Apesar de estarem trabalhando juntos, não se pode dizer que EUA e Irã estão cooperando abertamente. O governo de Barak Obama e o presidente iraniano, Hassan Rouhani, já enfrentam considerável oposição interna em seus países acerca das difíceis negocioações sobre a questão nuclear, mas o problema vai além.

Há desconfianã genuína entre os dois países, o que limita até que ponto eles podem se unir contra o Estado Islâmico – especialmente nas áreas militar e de inteligência. Nenhum dos lados quer revelar seus equipamentos e protocolos ao outro.
 
Essa desconfiança dificulta, por exemplo, que as Forças Quds – o braço internacional da Guarda Revolucionária do Irã – e o Ministério da Inteligência e Segurança trabalhem à vontade com o Comando Central e a CIA americanos. É por isso que ambas as partes provavelmente coordenarão cada uma suas ações em vez de planejar conjuntamente.

Na verdade, o Stratfor soube que Washington e Teerã concordaram com o efetivo da Quds Force enviado para a província de Diyala, no leste do Iraque,  para combater ao lado das forças curdas contra o EI.
 
Enquanto os Estados Unidos enviaram centenas de conselheiros militares ao Iraque após a tomada de Mosul, no norte, pelo califado, as forças iranianas já mantêm presença faz tempo – presença que foi reforçada desde a ascenção do EI. Pelo fato de militares americanos e iranianos trabalharem com os mesmos agentes em Bagdá, ambas as partes ocasionalmente se esbarram.
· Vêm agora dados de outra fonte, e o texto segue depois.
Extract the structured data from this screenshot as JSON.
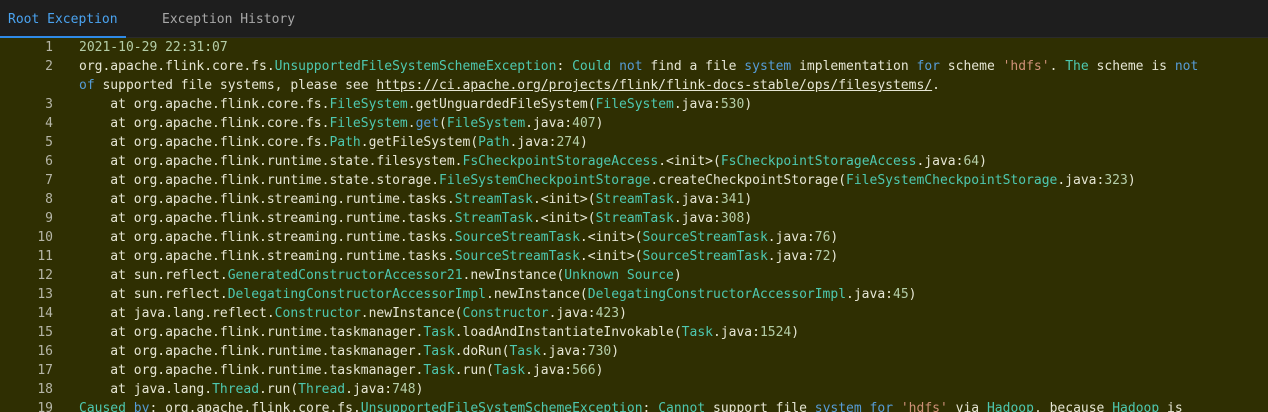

Porém, incrementar a capacidade do Iraque para enfrentar a amaeaça jihadista rquer que pessoal americano e iraniano acomodem a presença uns dos outros para evitar esse tipo de contratempo.
 
Apesar de o Irã ter realizado um pequeno número de incursões aéreas rápidas no Iraque, a maior parte dos esforços de Teerã será baseada em terra, com tropas do país engajando efetivamente no combate, ou prestando suporte aos militares iraquianos, ou mobilizando milícias. Os Estados Unidos participarão mais em operações aéreas, dada a aversão dos americanos ao envio de forças terrestres.

Essa dinâmica funciona bem para as duas partes – os iranianos não têm poder aéreo como os americanos, e tê-los à frente da ofensiva terrestre serve aos interesses dos EUA. Isso não significa que algum dos países fique à vontade com essa estrutura operacional. Porém, a situação no Iraque leva Estados Unidos e Irã à cooperação. Há muitos motivos pelos quais esse arranjo permanecerá apenas no campo tático, especialmente quando chegar a hora de combater o Estado Islâmico na Síria, onde os interesses dos dois países batem de frente.